For all of Andrew Cuomo’s good intentions, Albany’s muck remains as deep as ever, with a projected 2010-11 state budget shortfall approaching $10 billion. But the fiscal quicksand needn’t swallow up the next Gov. Cuomo as it did the last one.

Of all people, David Paterson — in many ways, the state’s weakest governor in nearly a century — has demonstrated how much leverage Cuomo will have to reshape New York’s battered finances.

As Paterson reminded us this year, the state’s Constitution puts the governor in the budgetary driver’s seat. And though recent history seems to belie it, the process actually is designed to restrain spending.

Under a constitutional provision dating back to 1929, the governor’s annual Executive Budget — a “complete plan of expenditures,” including appropriations bills and supporting statutes — is automatically introduced as a set of bills in the Legislature.

Lawmakers can unilaterally “strike or reduce” proposed items of appropriation — a power that should lead to lower, not higher, spending. But their ability to spend more than the governor proposes is limited. They can add to his appropriations but only “provided that such additions are stated separately and distinctly from the original items of the bill and refer each to a single object or purpose.” The governor then has the power to veto any additions, and only a two-thirds vote of the Assembly and the Senate can override his veto.

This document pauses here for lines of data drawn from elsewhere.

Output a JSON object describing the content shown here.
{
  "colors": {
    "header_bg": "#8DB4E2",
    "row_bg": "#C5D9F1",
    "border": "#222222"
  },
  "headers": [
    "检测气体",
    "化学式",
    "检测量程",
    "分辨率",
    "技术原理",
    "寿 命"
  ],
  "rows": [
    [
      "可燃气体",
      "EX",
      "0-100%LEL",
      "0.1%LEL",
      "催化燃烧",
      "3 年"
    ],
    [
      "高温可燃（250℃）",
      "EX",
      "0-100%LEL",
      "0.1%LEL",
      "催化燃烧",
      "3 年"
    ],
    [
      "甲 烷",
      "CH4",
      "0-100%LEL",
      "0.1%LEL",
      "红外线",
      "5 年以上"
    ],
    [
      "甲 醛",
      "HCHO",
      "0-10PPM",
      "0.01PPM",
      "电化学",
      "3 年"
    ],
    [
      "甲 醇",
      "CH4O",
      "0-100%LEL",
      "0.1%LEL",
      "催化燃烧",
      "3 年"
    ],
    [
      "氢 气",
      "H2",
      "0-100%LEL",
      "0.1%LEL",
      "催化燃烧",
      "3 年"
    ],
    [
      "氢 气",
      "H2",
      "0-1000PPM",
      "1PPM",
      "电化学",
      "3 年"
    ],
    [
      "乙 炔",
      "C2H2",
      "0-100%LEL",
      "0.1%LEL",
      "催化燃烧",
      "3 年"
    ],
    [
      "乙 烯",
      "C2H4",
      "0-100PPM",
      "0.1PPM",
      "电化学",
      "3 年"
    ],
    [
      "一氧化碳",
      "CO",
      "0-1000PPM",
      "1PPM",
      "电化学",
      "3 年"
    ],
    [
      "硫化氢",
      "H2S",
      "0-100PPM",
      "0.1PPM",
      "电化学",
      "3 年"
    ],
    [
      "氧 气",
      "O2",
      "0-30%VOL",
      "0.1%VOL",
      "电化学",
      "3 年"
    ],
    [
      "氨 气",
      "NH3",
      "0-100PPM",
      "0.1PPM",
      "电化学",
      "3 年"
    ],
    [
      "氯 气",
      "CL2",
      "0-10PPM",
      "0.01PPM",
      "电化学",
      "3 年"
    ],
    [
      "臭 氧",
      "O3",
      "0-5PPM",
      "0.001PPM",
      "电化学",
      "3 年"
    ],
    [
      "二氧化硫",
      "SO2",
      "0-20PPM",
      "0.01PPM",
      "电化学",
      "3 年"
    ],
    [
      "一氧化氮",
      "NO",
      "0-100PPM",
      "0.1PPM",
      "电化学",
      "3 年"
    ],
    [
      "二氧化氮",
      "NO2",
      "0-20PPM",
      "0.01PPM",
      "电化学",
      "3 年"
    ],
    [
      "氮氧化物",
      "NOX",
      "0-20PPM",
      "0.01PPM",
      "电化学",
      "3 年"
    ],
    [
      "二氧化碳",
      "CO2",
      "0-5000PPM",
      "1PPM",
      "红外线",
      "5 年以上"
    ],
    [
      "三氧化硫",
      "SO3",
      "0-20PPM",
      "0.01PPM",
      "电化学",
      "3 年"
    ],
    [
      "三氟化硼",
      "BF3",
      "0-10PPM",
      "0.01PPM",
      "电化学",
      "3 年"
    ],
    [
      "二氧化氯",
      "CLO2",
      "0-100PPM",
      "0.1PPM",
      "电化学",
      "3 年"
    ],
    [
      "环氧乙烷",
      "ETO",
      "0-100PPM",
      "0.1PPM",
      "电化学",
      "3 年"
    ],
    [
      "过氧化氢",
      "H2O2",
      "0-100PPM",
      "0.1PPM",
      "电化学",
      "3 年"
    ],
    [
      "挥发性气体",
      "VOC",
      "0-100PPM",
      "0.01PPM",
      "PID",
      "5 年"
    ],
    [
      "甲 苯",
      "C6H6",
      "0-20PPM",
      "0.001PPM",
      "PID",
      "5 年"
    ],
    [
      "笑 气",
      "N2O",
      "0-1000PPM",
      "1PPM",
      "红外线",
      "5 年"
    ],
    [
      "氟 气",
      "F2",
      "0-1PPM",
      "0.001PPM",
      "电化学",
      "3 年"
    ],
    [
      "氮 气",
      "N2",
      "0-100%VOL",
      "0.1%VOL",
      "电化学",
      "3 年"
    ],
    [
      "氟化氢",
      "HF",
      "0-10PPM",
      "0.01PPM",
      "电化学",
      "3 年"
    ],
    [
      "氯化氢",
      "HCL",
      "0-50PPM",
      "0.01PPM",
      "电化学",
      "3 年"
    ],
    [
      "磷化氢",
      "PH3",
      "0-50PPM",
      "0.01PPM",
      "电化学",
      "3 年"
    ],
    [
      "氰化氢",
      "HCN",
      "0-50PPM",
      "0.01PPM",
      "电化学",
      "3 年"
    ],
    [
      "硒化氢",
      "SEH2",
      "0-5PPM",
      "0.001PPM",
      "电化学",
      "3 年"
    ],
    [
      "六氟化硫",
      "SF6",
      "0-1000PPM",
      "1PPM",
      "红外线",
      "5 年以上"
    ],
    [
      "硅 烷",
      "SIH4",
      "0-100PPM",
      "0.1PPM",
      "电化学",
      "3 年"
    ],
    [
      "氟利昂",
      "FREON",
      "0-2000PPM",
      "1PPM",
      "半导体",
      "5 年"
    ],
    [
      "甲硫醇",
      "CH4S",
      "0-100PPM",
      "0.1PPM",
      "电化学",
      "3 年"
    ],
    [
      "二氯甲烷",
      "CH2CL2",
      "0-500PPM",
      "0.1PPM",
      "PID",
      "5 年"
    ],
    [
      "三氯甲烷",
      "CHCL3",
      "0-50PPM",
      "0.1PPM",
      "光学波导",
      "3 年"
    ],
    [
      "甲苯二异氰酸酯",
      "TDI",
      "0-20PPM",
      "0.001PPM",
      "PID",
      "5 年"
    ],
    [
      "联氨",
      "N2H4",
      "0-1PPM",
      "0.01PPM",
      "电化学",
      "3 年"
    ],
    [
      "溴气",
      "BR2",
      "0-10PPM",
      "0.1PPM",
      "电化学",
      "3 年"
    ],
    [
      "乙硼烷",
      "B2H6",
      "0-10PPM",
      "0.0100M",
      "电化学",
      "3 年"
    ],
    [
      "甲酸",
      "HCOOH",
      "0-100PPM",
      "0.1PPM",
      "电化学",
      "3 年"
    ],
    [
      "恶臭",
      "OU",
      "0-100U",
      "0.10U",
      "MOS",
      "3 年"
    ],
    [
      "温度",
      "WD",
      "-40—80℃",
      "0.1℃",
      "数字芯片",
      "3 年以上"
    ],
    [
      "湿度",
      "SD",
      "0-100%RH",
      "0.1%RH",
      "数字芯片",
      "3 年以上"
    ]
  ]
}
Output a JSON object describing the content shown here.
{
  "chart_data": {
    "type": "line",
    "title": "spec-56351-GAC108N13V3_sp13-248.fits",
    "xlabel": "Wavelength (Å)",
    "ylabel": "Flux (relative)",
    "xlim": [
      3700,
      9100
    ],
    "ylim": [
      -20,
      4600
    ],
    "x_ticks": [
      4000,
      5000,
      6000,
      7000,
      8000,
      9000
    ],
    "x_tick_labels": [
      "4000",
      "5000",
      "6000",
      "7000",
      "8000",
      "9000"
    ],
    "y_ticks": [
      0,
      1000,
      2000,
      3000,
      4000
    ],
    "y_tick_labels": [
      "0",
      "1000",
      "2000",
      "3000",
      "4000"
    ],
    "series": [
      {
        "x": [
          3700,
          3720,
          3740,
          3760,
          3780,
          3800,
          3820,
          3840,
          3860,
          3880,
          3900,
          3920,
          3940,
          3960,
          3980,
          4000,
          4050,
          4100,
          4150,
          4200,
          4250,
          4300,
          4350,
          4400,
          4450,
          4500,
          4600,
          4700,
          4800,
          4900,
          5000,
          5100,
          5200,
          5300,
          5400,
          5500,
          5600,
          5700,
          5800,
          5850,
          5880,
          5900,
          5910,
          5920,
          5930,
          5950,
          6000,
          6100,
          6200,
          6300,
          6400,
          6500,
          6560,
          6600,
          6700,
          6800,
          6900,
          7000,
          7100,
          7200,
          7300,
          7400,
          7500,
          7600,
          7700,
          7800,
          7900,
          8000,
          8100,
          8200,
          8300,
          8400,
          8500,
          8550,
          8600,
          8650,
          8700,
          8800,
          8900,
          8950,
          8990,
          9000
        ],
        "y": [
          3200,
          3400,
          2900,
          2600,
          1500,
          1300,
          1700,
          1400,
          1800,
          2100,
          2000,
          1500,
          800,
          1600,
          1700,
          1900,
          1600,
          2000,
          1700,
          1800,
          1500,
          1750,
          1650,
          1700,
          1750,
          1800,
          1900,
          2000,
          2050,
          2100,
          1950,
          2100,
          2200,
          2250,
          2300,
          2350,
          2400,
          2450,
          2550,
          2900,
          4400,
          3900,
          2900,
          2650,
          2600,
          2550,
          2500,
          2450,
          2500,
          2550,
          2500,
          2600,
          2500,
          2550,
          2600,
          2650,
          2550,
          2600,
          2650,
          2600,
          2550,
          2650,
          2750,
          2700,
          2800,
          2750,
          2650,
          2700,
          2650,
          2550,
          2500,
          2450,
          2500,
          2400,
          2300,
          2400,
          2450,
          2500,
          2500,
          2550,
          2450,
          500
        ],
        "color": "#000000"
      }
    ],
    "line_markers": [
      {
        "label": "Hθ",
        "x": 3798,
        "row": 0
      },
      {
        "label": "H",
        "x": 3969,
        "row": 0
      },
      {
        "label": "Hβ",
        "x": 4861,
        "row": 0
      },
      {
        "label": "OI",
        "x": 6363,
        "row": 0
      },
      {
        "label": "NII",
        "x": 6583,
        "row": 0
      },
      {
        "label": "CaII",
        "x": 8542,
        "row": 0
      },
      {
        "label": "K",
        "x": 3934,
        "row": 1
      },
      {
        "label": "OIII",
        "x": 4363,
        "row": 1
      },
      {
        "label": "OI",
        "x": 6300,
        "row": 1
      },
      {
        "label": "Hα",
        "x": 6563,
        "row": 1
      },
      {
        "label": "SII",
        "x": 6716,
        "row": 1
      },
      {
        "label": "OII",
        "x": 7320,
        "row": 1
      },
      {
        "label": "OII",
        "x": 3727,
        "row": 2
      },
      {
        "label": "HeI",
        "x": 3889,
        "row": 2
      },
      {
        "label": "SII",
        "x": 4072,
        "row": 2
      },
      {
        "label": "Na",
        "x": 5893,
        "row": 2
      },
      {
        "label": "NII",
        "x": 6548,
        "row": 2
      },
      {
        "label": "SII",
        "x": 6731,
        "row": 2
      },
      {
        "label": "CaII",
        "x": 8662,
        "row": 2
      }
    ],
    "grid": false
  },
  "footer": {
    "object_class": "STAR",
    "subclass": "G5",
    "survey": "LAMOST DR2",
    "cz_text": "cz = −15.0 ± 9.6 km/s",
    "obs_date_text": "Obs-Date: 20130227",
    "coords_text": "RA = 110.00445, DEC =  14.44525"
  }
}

The Legislature can’t consider any other appropriation bill until all the governor’s bills have been “finally acted upon.” This effectively allows the governor to frame the budget debate and forces the Legislature to deal with the budget on his terms. When the state hits the April 1 start of its fiscal year without a budget in place, weekly spending “extender” bills to keep the government functioning must also originate in the executive branch.

When the Legislature has pushed back against these restrictions, state courts have usually sided with the governor. The latest landmark decision clarifying executive-budget power came in 2004, when New York’s highest court ruled that the Legislature had overstepped its constitutional bounds in trying to amend appropriations bills submitted by Gov. George Pataki.

The same ruling also effectively clarified the governor’s ability to use his post-April 1 budget-extender bills to pressure legislators into voting on cuts they’d rather postpone or avoid.

Both Pataki and his successor, Eliot Spitzer, refrained from exploiting this opening. So did Paterson, at first. But this year, freed from the constraints of an election campaign and fed up with the Legislature’s inaction, he began using the extender bills to advance his 2010-11 budget-reduction proposals piecemeal.

The final product wasn’t a good one; it failed to cut spending enough and raised taxes and fees by another $1 billion. But this wasn’t far out of line with what the governor himself had proposed. While Paterson didn’t effectively tackle the state’s fiscal problems, he was able to stop the Legislature from making them worse.

Of course, no governor can simply impose his will on any Legislature. Cuomo needs to persuade lawmakers that it is in their political interest to join him in making tough decisions to address the budget crisis. Fortunately, he’ll inherit another edge that gave Paterson crucial leverage this year: the ability to make his line-item vetoes stick. Whether or not they recapture the majority, Republicans in the state Senate will remain in a position to block any override attempt by Democrats. (All the more reason why Cuomo needs to take a bipartisan approach to legislative relations.)

What New York now needs, in Alexander Hamilton’s words, is “energy in the executive.” Pataki’s name normally wouldn’t be the first that comes to mind in connection with that phrase, but the first of his three terms as governor nevertheless provides a couple of examples of how an energetic, focused governor can achieve real change.

In 1996, Pataki pushed through a major workers-compensation reform, despite strong initial opposition from Assembly Speaker Sheldon Silver, by refusing to agree to a budget deal Silver wanted unless it included the measure. Two years later, Pataki won passage of the law that authorized charter schools in New York, despite vociferous opposition from muscular teachers’ unions and Silver. The governor’s leverage that year was even more powerful: In exchange for the charter bill, he signed off on a pay raise for state legislators.

The looming need to redraw state legislative district lines before 2012 elections will be yet another potential carrot for Cuomo. New Yorkers who think that the next governor can’t turn the state around should keep in mind the pull he has under the budget laws. And those who assume that fundamental changes like a property-tax cap or public-pension reform are hopeless should keep something else in mind: It’s been 12 long years since lawmakers last got a raise.